People v. Thompson
Before: Beatty, Harrison, Temple
Synopsis
Criminal Law—Separate Appeals—Law of Case—New Trial Order— Review of Instructions.—When an appeal separately taken from the judgment in a criminal ease is decided only upon questions arising upon demurrer to the information, and the instructions were not in fact presented or passed upon, the rule of the law of the case does not forbid the review of the instructions upon a separate appeal from an order denying a new trial, notwithstanding they might have been presented and reviewed upon the appeal from the' judgment; and, in such case, the defendant may prosecute both appeals, though he can have but one decision on the same point.
Train-wrecking — Erroneous Instruction — Robbery. —Where a defendant is charged with the crime of derailing a railroad train, and unlawfully boarding the train with intent to rob the same, it is error to instruct the jury that they should find the defendant guilty if he boarded the express-car, and with force and violence robbed the messenger of money in his custody.
Id.—Inapplicable Instruction.—It is error to give an instruction which is inapplicable to the case, and which assumes the existence of evidence not given.
Opinion — Temple
Temple, J. The defendant was convicted upon a charge of derailing a railroad train, and unlawfully boarding a train with intent to rob the same. This appeal is from an order refusing a new trial, and the only points made are that the court erred in giving certain instructions.
An appeal from the judgment was separately taken, and there being no bill of ..exceptions to be settled—as the points arose upon the demurrer—that appeal reached here first, and was long since decided. (People v. Thompson, 111 Cal. 242.)
On the former appeal from the judgment no points were made with reference to the instructions, and, as there was no bill of exceptions, such points could not have been presented to the best advantage. Still, the defendant might have had a bill of exceptions on the appeal from the judgment, in which so much of the evidence as was necessary to illustrate his points could have been set out.
The code expressly provides (Pen. Code, sec. 1176) that the instructions given or refused, whether in writing or taken down by the reporter, with the indorsements thereon (showing whether given or not) constitute a part of the record, and the rulings may be reviewed on appeal as though embodied in a bill of exceptions.

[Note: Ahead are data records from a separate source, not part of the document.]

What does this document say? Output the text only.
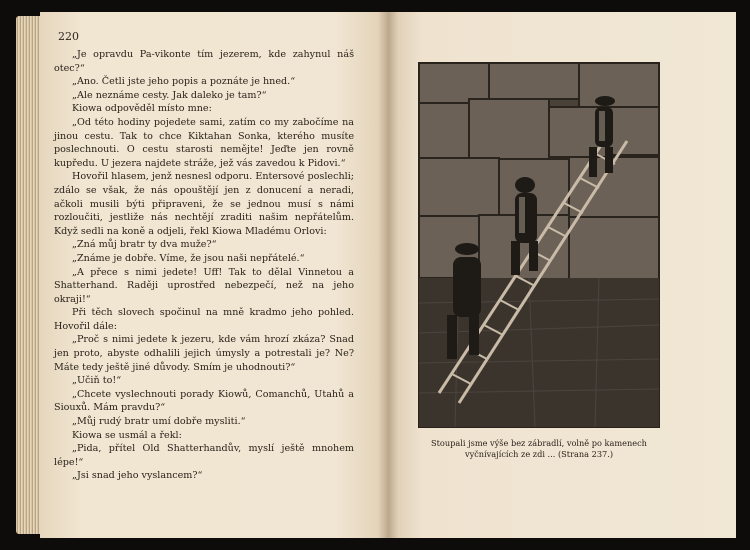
220

„Je opravdu Pa-vikonte tím jezerem, kde zahynul náš otec?“

„Ano. Četli jste jeho popis a poznáte je hned.“

„Ale neznáme cesty. Jak daleko je tam?“

Kiowa odpověděl místo mne:

„Od této hodiny pojedete sami, zatím co my zabočíme na jinou cestu. Tak to chce Kiktahan Sonka, kterého musíte poslechnouti. O cestu starosti nemějte! Jeďte jen rovně kupředu. U jezera najdete stráže, jež vás zavedou k Pidovi.“

Hovořil hlasem, jenž nesnesl odporu. Entersové poslechli; zdálo se však, že nás opouštějí jen z donucení a neradi, ačkoli musili býti připraveni, že se jednou musí s námi rozloučiti, jestliže nás nechtějí zraditi našim nepřátelům. Když sedli na koně a odjeli, řekl Kiowa Mladému Orlovi:

„Zná můj bratr ty dva muže?“

„Známe je dobře. Víme, že jsou naši nepřátelé.“

„A přece s nimi jedete! Uff! Tak to dělal Vinnetou a Shatterhand. Raději uprostřed nebezpečí, než na jeho okraji!“

Při těch slovech spočinul na mně kradmo jeho pohled. Hovořil dále:

„Proč s nimi jedete k jezeru, kde vám hrozí zkáza? Snad jen proto, abyste odhalili jejich úmysly a potrestali je? Ne? Máte tedy ještě jiné důvody. Smím je uhodnouti?“

„Učiň to!“

„Chcete vyslechnouti porady Kiowů, Comanchů, Utahů a Siouxů. Mám pravdu?“

„Můj rudý bratr umí dobře mysliti.“

Kiowa se usmál a řekl:

„Pida, přítel Old Shatterhandův, myslí ještě mnohem lépe!“

„Jsi snad jeho vyslancem?“

Stoupali jsme výše bez zábradlí, volně po kamenech vyčnívajících ze zdi ... (Strana 237.)
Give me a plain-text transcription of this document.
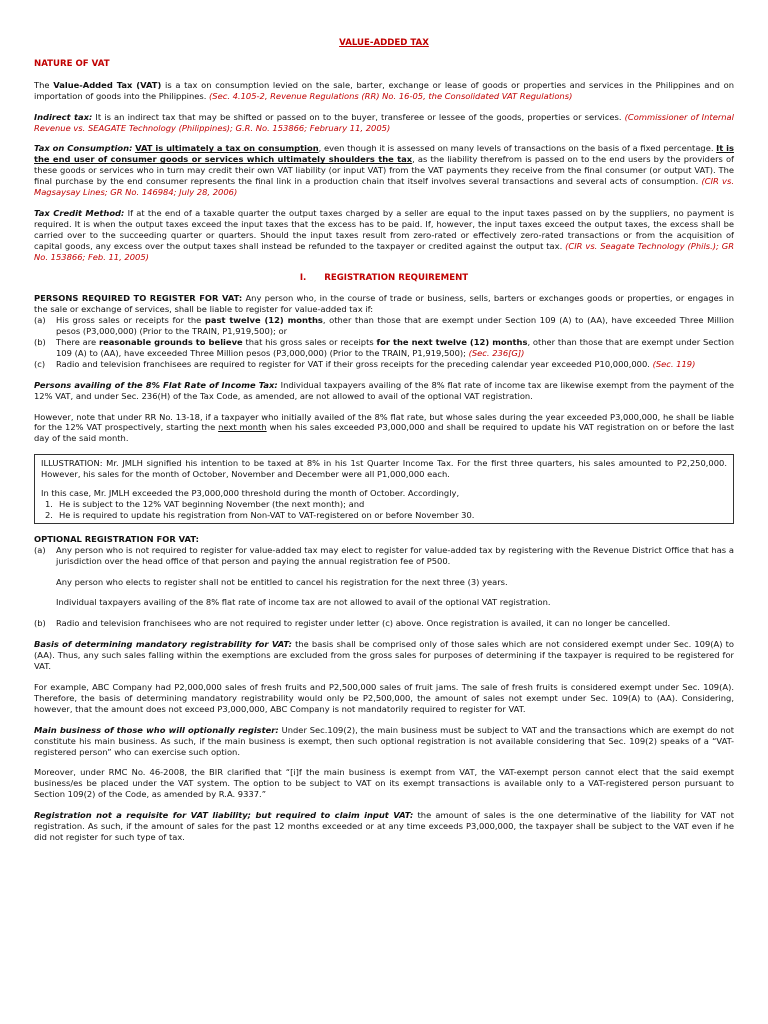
VALUE-ADDED TAX
NATURE OF VAT

The Value-Added Tax (VAT) is a tax on consumption levied on the sale, barter, exchange or lease of goods or properties and services in the Philippines and on importation of goods into the Philippines. (Sec. 4.105-2, Revenue Regulations (RR) No. 16-05, the Consolidated VAT Regulations)

Indirect tax: It is an indirect tax that may be shifted or passed on to the buyer, transferee or lessee of the goods, properties or services. (Commissioner of Internal Revenue vs. SEAGATE Technology (Philippines); G.R. No. 153866; February 11, 2005)

Tax on Consumption: VAT is ultimately a tax on consumption, even though it is assessed on many levels of transactions on the basis of a fixed percentage. It is the end user of consumer goods or services which ultimately shoulders the tax, as the liability therefrom is passed on to the end users by the providers of these goods or services who in turn may credit their own VAT liability (or input VAT) from the VAT payments they receive from the final consumer (or output VAT). The final purchase by the end consumer represents the final link in a production chain that itself involves several transactions and several acts of consumption. (CIR vs. Magsaysay Lines; GR No. 146984; July 28, 2006)

Tax Credit Method: If at the end of a taxable quarter the output taxes charged by a seller are equal to the input taxes passed on by the suppliers, no payment is required. It is when the output taxes exceed the input taxes that the excess has to be paid. If, however, the input taxes exceed the output taxes, the excess shall be carried over to the succeeding quarter or quarters. Should the input taxes result from zero-rated or effectively zero-rated transactions or from the acquisition of capital goods, any excess over the output taxes shall instead be refunded to the taxpayer or credited against the output tax. (CIR vs. Seagate Technology (Phils.); GR No. 153866; Feb. 11, 2005)

I.      REGISTRATION REQUIREMENT

PERSONS REQUIRED TO REGISTER FOR VAT: Any person who, in the course of trade or business, sells, barters or exchanges goods or properties, or engages in the sale or exchange of services, shall be liable to register for value-added tax if:

(a) His gross sales or receipts for the past twelve (12) months, other than those that are exempt under Section 109 (A) to (AA), have exceeded Three Million pesos (P3,000,000) (Prior to the TRAIN, P1,919,500); or
(b) There are reasonable grounds to believe that his gross sales or receipts for the next twelve (12) months, other than those that are exempt under Section 109 (A) to (AA), have exceeded Three Million pesos (P3,000,000) (Prior to the TRAIN, P1,919,500); (Sec. 236[G])
(c) Radio and television franchisees are required to register for VAT if their gross receipts for the preceding calendar year exceeded P10,000,000. (Sec. 119)

Persons availing of the 8% Flat Rate of Income Tax: Individual taxpayers availing of the 8% flat rate of income tax are likewise exempt from the payment of the 12% VAT, and under Sec. 236(H) of the Tax Code, as amended, are not allowed to avail of the optional VAT registration.

However, note that under RR No. 13-18, if a taxpayer who initially availed of the 8% flat rate, but whose sales during the year exceeded P3,000,000, he shall be liable for the 12% VAT prospectively, starting the next month when his sales exceeded P3,000,000 and shall be required to update his VAT registration on or before the last day of the said month.

ILLUSTRATION: Mr. JMLH signified his intention to be taxed at 8% in his 1st Quarter Income Tax. For the first three quarters, his sales amounted to P2,250,000. However, his sales for the month of October, November and December were all P1,000,000 each.

In this case, Mr. JMLH exceeded the P3,000,000 threshold during the month of October. Accordingly,

1. He is subject to the 12% VAT beginning November (the next month); and
2. He is required to update his registration from Non-VAT to VAT-registered on or before November 30.
OPTIONAL REGISTRATION FOR VAT:
(a) Any person who is not required to register for value-added tax may elect to register for value-added tax by registering with the Revenue District Office that has a jurisdiction over the head office of that person and paying the annual registration fee of P500.

Any person who elects to register shall not be entitled to cancel his registration for the next three (3) years.

Individual taxpayers availing of the 8% flat rate of income tax are not allowed to avail of the optional VAT registration.

(b) Radio and television franchisees who are not required to register under letter (c) above. Once registration is availed, it can no longer be cancelled.

Basis of determining mandatory registrability for VAT: the basis shall be comprised only of those sales which are not considered exempt under Sec. 109(A) to (AA). Thus, any such sales falling within the exemptions are excluded from the gross sales for purposes of determining if the taxpayer is required to be registered for VAT.

For example, ABC Company had P2,000,000 sales of fresh fruits and P2,500,000 sales of fruit jams. The sale of fresh fruits is considered exempt under Sec. 109(A). Therefore, the basis of determining mandatory registrability would only be P2,500,000, the amount of sales not exempt under Sec. 109(A) to (AA). Considering, however, that the amount does not exceed P3,000,000, ABC Company is not mandatorily required to register for VAT.

Main business of those who will optionally register: Under Sec.109(2), the main business must be subject to VAT and the transactions which are exempt do not constitute his main business. As such, if the main business is exempt, then such optional registration is not available considering that Sec. 109(2) speaks of a “VAT-registered person” who can exercise such option.

Moreover, under RMC No. 46-2008, the BIR clarified that “[i]f the main business is exempt from VAT, the VAT-exempt person cannot elect that the said exempt business/es be placed under the VAT system. The option to be subject to VAT on its exempt transactions is available only to a VAT-registered person pursuant to Section 109(2) of the Code, as amended by R.A. 9337.”

Registration not a requisite for VAT liability; but required to claim input VAT: the amount of sales is the one determinative of the liability for VAT not registration. As such, if the amount of sales for the past 12 months exceeded or at any time exceeds P3,000,000, the taxpayer shall be subject to the VAT even if he did not register for such type of tax.
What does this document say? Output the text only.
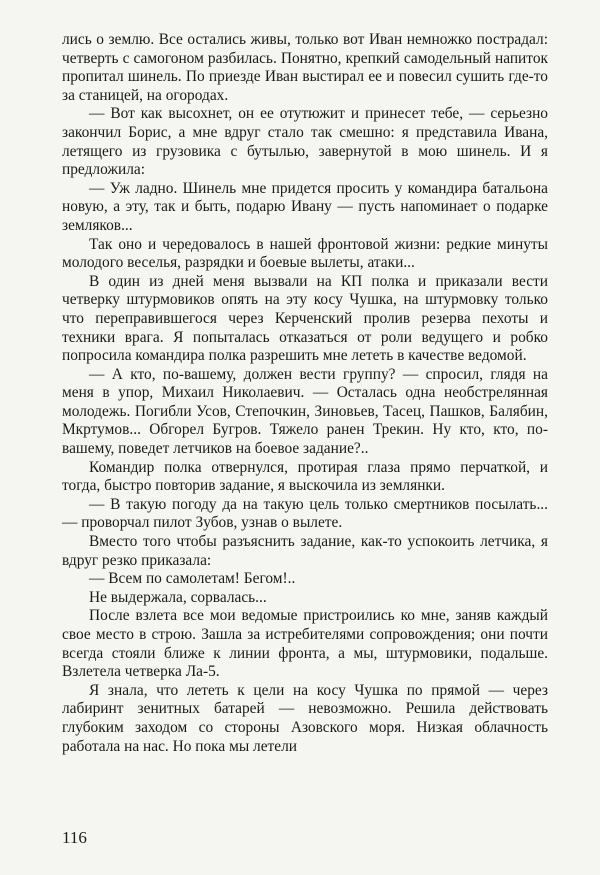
лись о землю. Все остались живы, только вот Иван немножко пострадал: четверть с самогоном разбилась. Понятно, крепкий самодельный напиток пропитал шинель. По приезде Иван выстирал ее и повесил сушить где-то за станицей, на огородах.

— Вот как высохнет, он ее отутюжит и принесет тебе, — серьезно закончил Борис, а мне вдруг стало так смешно: я представила Ивана, летящего из грузовика с бутылью, завернутой в мою шинель. И я предложила:

— Уж ладно. Шинель мне придется просить у командира батальона новую, а эту, так и быть, подарю Ивану — пусть напоминает о подарке земляков...

Так оно и чередовалось в нашей фронтовой жизни: редкие минуты молодого веселья, разрядки и боевые вылеты, атаки...

В один из дней меня вызвали на КП полка и приказали вести четверку штурмовиков опять на эту косу Чушка, на штурмовку только что переправившегося через Керченский пролив резерва пехоты и техники врага. Я попыталась отказаться от роли ведущего и робко попросила командира полка разрешить мне лететь в качестве ведомой.

— А кто, по-вашему, должен вести группу? — спросил, глядя на меня в упор, Михаил Николаевич. — Осталась одна необстрелянная молодежь. Погибли Усов, Степочкин, Зиновьев, Тасец, Пашков, Балябин, Мкртумов... Обгорел Бугров. Тяжело ранен Трекин. Ну кто, кто, по-вашему, поведет летчиков на боевое задание?..

Командир полка отвернулся, протирая глаза прямо перчаткой, и тогда, быстро повторив задание, я выскочила из землянки.

— В такую погоду да на такую цель только смертников посылать... — проворчал пилот Зубов, узнав о вылете.

Вместо того чтобы разъяснить задание, как-то успокоить летчика, я вдруг резко приказала:

— Всем по самолетам! Бегом!..

Не выдержала, сорвалась...

После взлета все мои ведомые пристроились ко мне, заняв каждый свое место в строю. Зашла за истребителями сопровождения; они почти всегда стояли ближе к линии фронта, а мы, штурмовики, подальше. Взлетела четверка Ла-5.

Я знала, что лететь к цели на косу Чушка по прямой — через лабиринт зенитных батарей — невозможно. Решила действовать глубоким заходом со стороны Азовского моря. Низкая облачность работала на нас. Но пока мы летели

116
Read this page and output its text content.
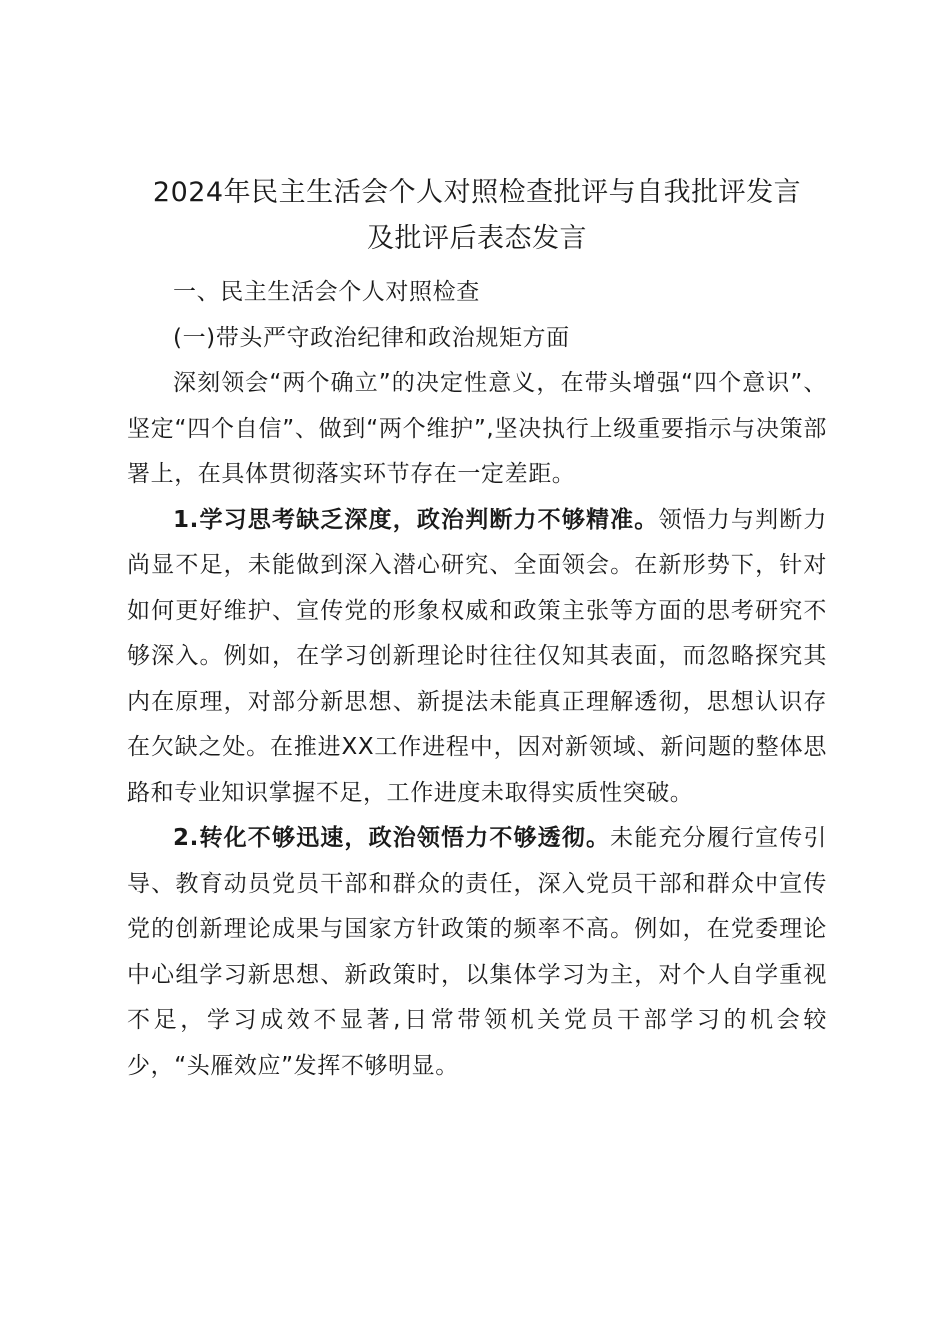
2024年民主生活会个人对照检查批评与自我批评发言
及批评后表态发言

一、民主生活会个人对照检查

(一)带头严守政治纪律和政治规矩方面

深刻领会“两个确立”的决定性意义，在带头增强“四个意识”、坚定“四个自信”、做到“两个维护”,坚决执行上级重要指示与决策部署上，在具体贯彻落实环节存在一定差距。

1.学习思考缺乏深度，政治判断力不够精准。领悟力与判断力尚显不足，未能做到深入潜心研究、全面领会。在新形势下，针对如何更好维护、宣传党的形象权威和政策主张等方面的思考研究不够深入。例如，在学习创新理论时往往仅知其表面，而忽略探究其内在原理，对部分新思想、新提法未能真正理解透彻，思想认识存在欠缺之处。在推进XX工作进程中，因对新领域、新问题的整体思路和专业知识掌握不足，工作进度未取得实质性突破。

2.转化不够迅速，政治领悟力不够透彻。未能充分履行宣传引导、教育动员党员干部和群众的责任，深入党员干部和群众中宣传党的创新理论成果与国家方针政策的频率不高。例如，在党委理论中心组学习新思想、新政策时，以集体学习为主，对个人自学重视不足，学习成效不显著,日常带领机关党员干部学习的机会较少，“头雁效应”发挥不够明显。
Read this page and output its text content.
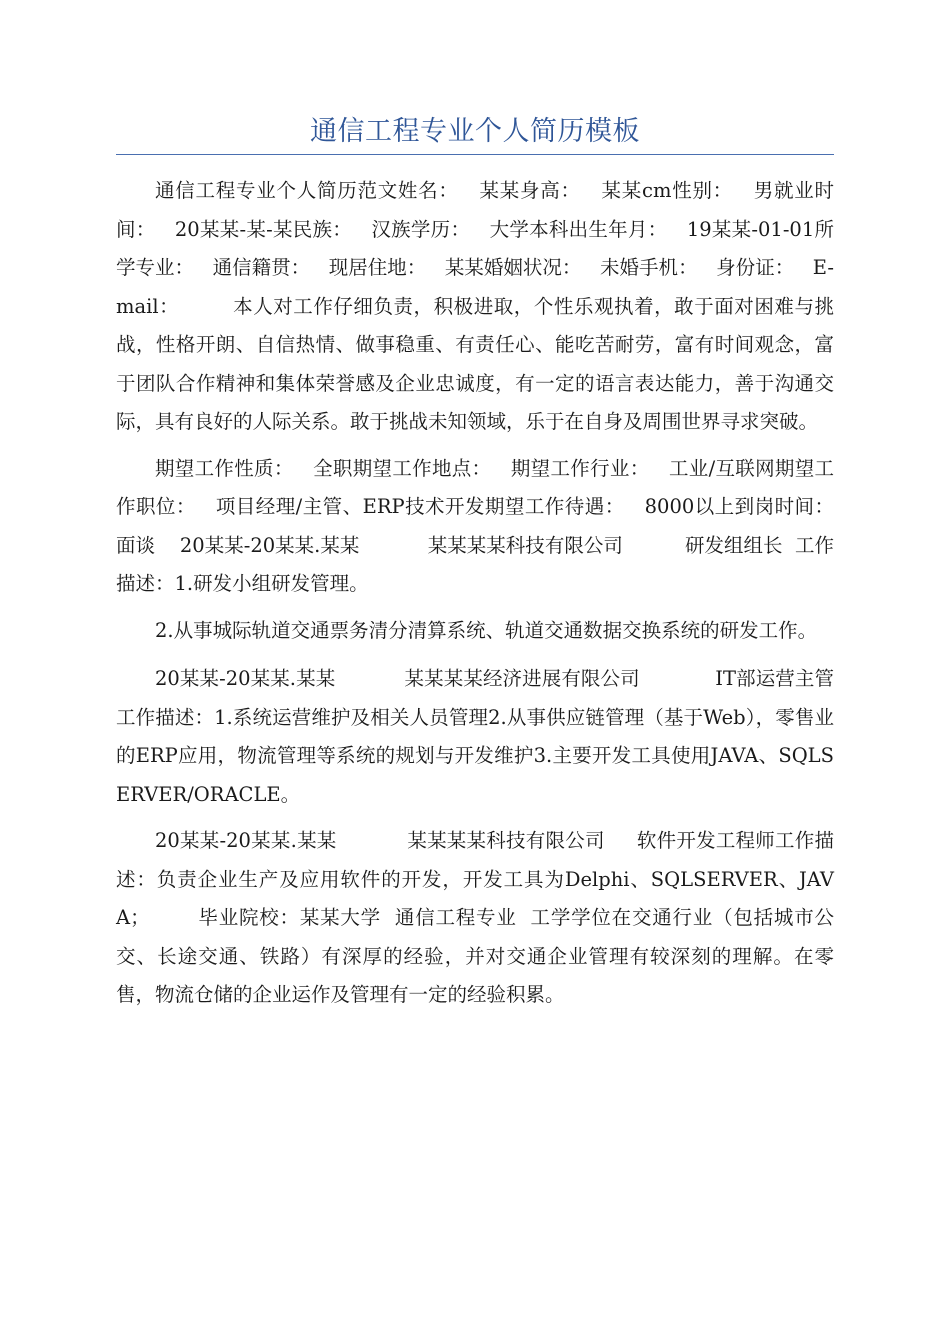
通信工程专业个人简历模板

通信工程专业个人简历范文姓名：   某某身高：   某某cm性别：   男就业时间：   20某某-某-某民族：   汉族学历：   大学本科出生年月：   19某某-01-01所学专业：   通信籍贯：   现居住地：   某某婚姻状况：   未婚手机：   身份证：   E-mail：        本人对工作仔细负责，积极进取，个性乐观执着，敢于面对困难与挑战，性格开朗、自信热情、做事稳重、有责任心、能吃苦耐劳，富有时间观念，富于团队合作精神和集体荣誉感及企业忠诚度，有一定的语言表达能力，善于沟通交际，具有良好的人际关系。敢于挑战未知领域，乐于在自身及周围世界寻求突破。

期望工作性质：   全职期望工作地点：   期望工作行业：   工业/互联网期望工作职位：   项目经理/主管、ERP技术开发期望工作待遇：   8000以上到岗时间：   面谈    20某某-20某某.某某           某某某某科技有限公司          研发组组长  工作描述：1.研发小组研发管理。

2.从事城际轨道交通票务清分清算系统、轨道交通数据交换系统的研发工作。

20某某-20某某.某某           某某某某经济进展有限公司            IT部运营主管工作描述：1.系统运营维护及相关人员管理2.从事供应链管理（基于Web），零售业的ERP应用，物流管理等系统的规划与开发维护3.主要开发工具使用JAVA、SQLSERVER/ORACLE。

20某某-20某某.某某           某某某某科技有限公司     软件开发工程师工作描述：负责企业生产及应用软件的开发，开发工具为Delphi、SQLSERVER、JAVA；       毕业院校：某某大学  通信工程专业  工学学位在交通行业（包括城市公交、长途交通、铁路）有深厚的经验，并对交通企业管理有较深刻的理解。在零售，物流仓储的企业运作及管理有一定的经验积累。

In criminal cases, if a motion for a new trial is made, it must be denied before judgment is entered against the defendant. Section 1172 of the Penal Code provides for an exception to an order denying a new trial. The order denying a new trial is therefore an order made before judgment, and may be reviewed on an appeal from the judgment. There is, therefore, no real necessity for an appeal from an order denying a new trial. Still the code provides for an appeal from the judgment and from an order denying a new trial. (Pen. Code, sec. 1237.) Now it is suggested that because there has been an appeal from the judgment, upon which the alleged errors in giving the instructions might have been considered, they cannot be considered on this [162]That is to say, a defendant is at liberty to present such questions either upon an appeal from the judgment, or upon an appeal from an order refusing a new trial, but be cannot do both. Furthermore, it is contended an affirmance of the judgment on appeal is final as to questions which were or might have been presented on that appeal. It would, therefore, follow that if he could have had a record which would have presented his point and did not, he has lost his right to be heard.